While we do not have a means to keep visitor statistics, it is clear that the Research Archives is more heavily used than ever before. Three factors are important in the increased use:

  1. Climate control makes the room a much more comfortable place to work.
  2. The increased number of tables and work spaces facilitates the use of the collection and reduces crowding.
  3. The increasing participation of faculty in teaching survey classes and classes of wider interest to students outside the department has raised the profile of this resource among other units of the University.

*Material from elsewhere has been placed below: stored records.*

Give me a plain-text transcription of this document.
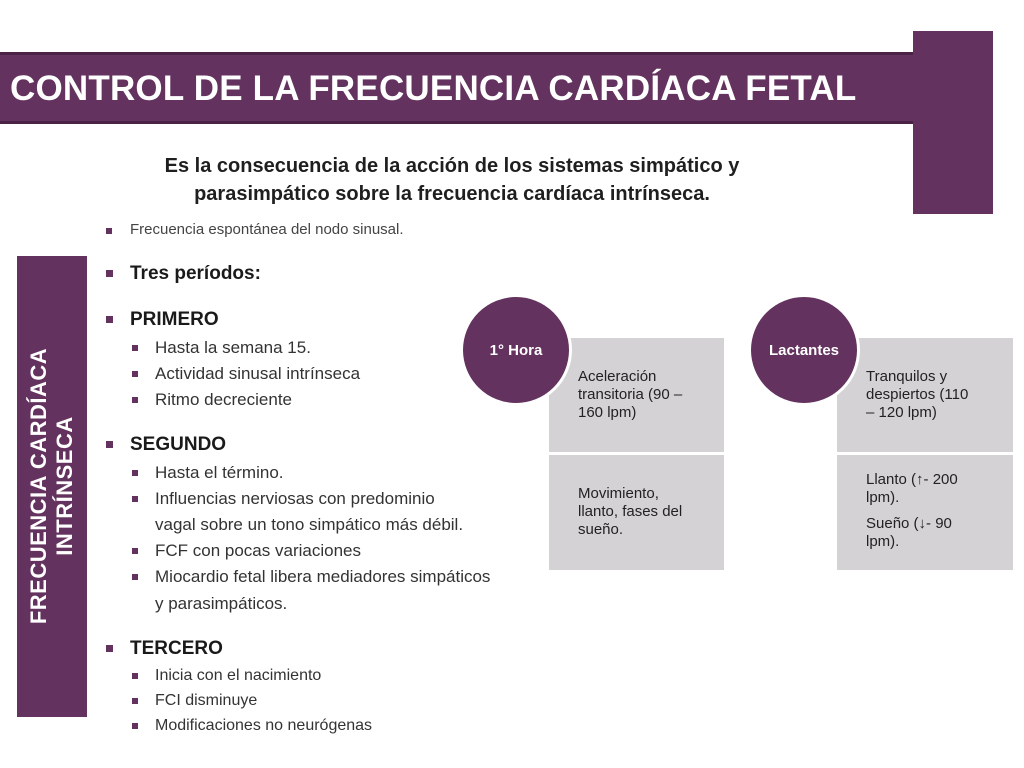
CONTROL DE LA FRECUENCIA CARDÍACA FETAL
Es la consecuencia de la acción de los sistemas simpático y
parasimpático sobre la frecuencia cardíaca intrínseca.
FRECUENCIA CARDÍACA INTRÍNSECA
Frecuencia espontánea del nodo sinusal.
Tres períodos:
PRIMERO
Hasta la semana 15.
Actividad sinusal intrínseca
Ritmo decreciente
SEGUNDO
Hasta el término.
Influencias nerviosas con predominio
vagal sobre un tono simpático más débil.
FCF con pocas variaciones
Miocardio fetal libera mediadores simpáticos
y parasimpáticos.
TERCERO
Inicia con el nacimiento
FCI disminuye
Modificaciones no neurógenas
Aceleración
transitoria (90 –
160 lpm)
Movimiento,
llanto, fases del
sueño.
1° Hora
Tranquilos y
despiertos (110
– 120 lpm)
Llanto (↑- 200
lpm).
Sueño (↓- 90
lpm).
Lactantes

The Research Archives remains one of the central North American research facilities in ancient Near Eastern studies. Many scholars from outside the University of Chicago make periodic trips to this facility to conduct research. For example, more than a dozen Egyptologists took the opportunity of the Chicago location for the ARCE meeting this Spring to spend additional days on research here in the Research Archives.


Two members of the staff, Hratch Papazian and Justine Way, left at the end of summer 1998, the former to work at Chicago House in Luxor, and the latter to concentrate on studies and to continue work at Giza. Later in autumn, Alexandra O'Brien also left to complete her dissertation on women in Hellenistic Egypt. I am grateful to all three of them for their careful and diligent work and their pleasant and agreeable presence on the staff for so long. For most of the year, the staff of the Research Archives was entirely new. Aaron Burke, third-year graduate student in Archaeology, shouldered the task of cataloging the map collection. Katherine Strange, first-year graduate student in Archaeology, and Tamara Siuda, first-year graduate student in Egyptology, shared the analytical cataloging tasks for both the current acquisitions and the retrospective cataloging project. All three shared office duties and covered weekend and evening hours. A qualified and interested staff is a key component of any organization, and I am pleased to have had this group working with me this year.


In a year in which so many individuals and organizations contributed so much to the future of the Research Archives, it is difficult to single out specific contributions. As always, my colleagues at the Oriental Institute are essential to the smooth and successful operation of the Research Archives. The Director, Professor Gene Gragg, and his staff have constantly and consistently supported the Research Archives. Professor Robert Biggs and the Journal of Near Eastern Studies, and Denise Browning and her staff in the Suq are, as always, generous with books, information, and moral support. But it is John Sanders and the Computer Laboratory whose generosity with time, experience, effort, and advice to whom I am most indebted for the continuing development of the Research Archives. To each of them, and to all who offered help and support, my thanks.